Spanyol Buka Kembali Kedutaan di Teheran, Israel Larang Madrid dari Inisiatif Perdamaian Gaza

Madrid, Gpriority co.id – Pemerintah Spanyol mengumumkan rencana pembukaan kembali Kedutaan Besarnya di Teheran, Iran, sebagai langkah diplomatik signifikan pasca-gencatan senjata dua pekan antara AS, Israel, dan Iran.
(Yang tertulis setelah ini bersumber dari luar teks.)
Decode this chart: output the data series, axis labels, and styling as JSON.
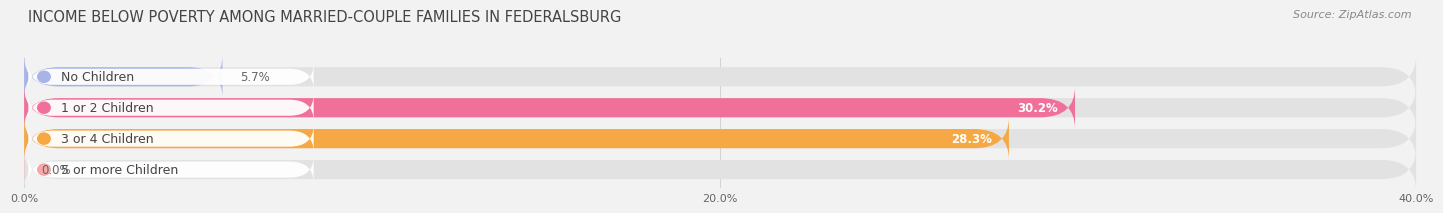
{
  "title": "INCOME BELOW POVERTY AMONG MARRIED-COUPLE FAMILIES IN FEDERALSBURG",
  "source": "Source: ZipAtlas.com",
  "categories": [
    "No Children",
    "1 or 2 Children",
    "3 or 4 Children",
    "5 or more Children"
  ],
  "values": [
    5.7,
    30.2,
    28.3,
    0.0
  ],
  "bar_colors": [
    "#a8b4e8",
    "#f0709a",
    "#f5a843",
    "#f4a8a8"
  ],
  "background_color": "#f2f2f2",
  "bar_bg_color": "#e2e2e2",
  "xlim": [
    0,
    40
  ],
  "xticks": [
    0.0,
    20.0,
    40.0
  ],
  "xtick_labels": [
    "0.0%",
    "20.0%",
    "40.0%"
  ],
  "bar_height": 0.62,
  "title_fontsize": 10.5,
  "label_fontsize": 9,
  "value_fontsize": 8.5,
  "source_fontsize": 8
}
Keputusan ini menjadi sorotan internasional, memicu reaksi beragam dari berbagai pihak, termasuk larangan resmi dari Israel terhadap partisipasi Spanyol dalam inisiatif perdamaian (BoP) Gaza.

Kedutaan Spanyol di Teheran sempat ditutup sementara pada 7 Maret 2026 akibat eskalasi konflik regional, khususnya serangan udara AS dan Israel ke wilayah Iran yang dimulai sejak 28 Februari 2026. Saat itu, Duta Besar Spanyol Antonio Sanchez-Benedito dievakuasi demi keamanan staf diplomatik.

Pada 9 April 2026, Menteri Luar Negeri Spanyol Jose Manuel Albares mengeluarkan instruksi pembukaan kembali, usai berkoordinasi langsung dengan Menlu Iran Abbas Araghchi pada 8 April 2026. Albares menyebut langkah ini mencerminkan “situasi baru” dari kesepakatan gencatan senjata, dengan tujuan mendukung stabilitas kawasan dan mendorong penyelesaian damai melalui diplomasi penuh.

Spanyol menjadi negara Barat pertama yang kembali membuka perwakilan diplomatik di Teheran, menegaskan komitmen Perdana Menteri Pedro Sanchez yang vokal menentang agresi militer terhadap Iran dan Palestina.

Iran menyambut positif inisiatif ini. Abbas Araghchi menerima telepon langsung dari Albares pada 8 April, di mana Spanyol memberitahukan rencana tersebut. Interaksi bilateral ini menandakan koordinasi positif dan apresiasi Teheran terhadap sikap Madrid, termasuk penolakan Spanyol terlibat dalam agresi militer AS-Israel sebelumnya. Langkah ini dipandang sebagai kelanjutan dukungan Spanyol untuk perdamaian kawasan.

Langkah Spanyol memicu kecaman dari Israel, yang menyebutnya sebagai dukungan terhadap “rezim teror Iran”. Ketegangan meruncing lebih jauh ketika Israel secara resmi melarang Spanyol dari Pusat Koordinasi Sipil-Militer (CMCC), komponen kunci inisiatif perdamaian (BoP) Gaza yang digagas Presiden AS Donald Trump.

Menlu Israel Gideon Sa’ar mengonfirmasi keputusan tersebut, yang dikoordinasikan dengan AS, sebagai tanggapan atas “bias anti-Israel yang jelas” dari Pedro Sánchez, terutama selama konflik Iran. Ini menandai puncak hubungan paling dingin antara kedua negara.

Sebelumnya, Spanyol telah menarik Duta Besar Ana María Sálomon Pérez dari Tel Aviv secara permanen pada 10 Maret 2026 melalui dekrit Raja Felipe VI. Penarikan ini, yang dipimpin kuasa usaha (charge d’affaires) sejak 11-12 Maret, merupakan protes atas serangan AS-Israel ke Iran—yang disebut ilegal oleh Sanchez—serta eskalasi “genosida di Gaza” sejak 2023. Spanyol juga memberlakukan embargo senjata total dan mengakui Palestina, sementara Israel tak punya duta besar di Madrid.

Sebagai “sekutu AS” yang kini pro-Palestina/Iran, Spanyol berpotensi memicu perdebatan sengit di UE. Sikap vokal Sanchez menjadikan Madrid pengkritik paling lantang terhadap Israel di blok Eropa.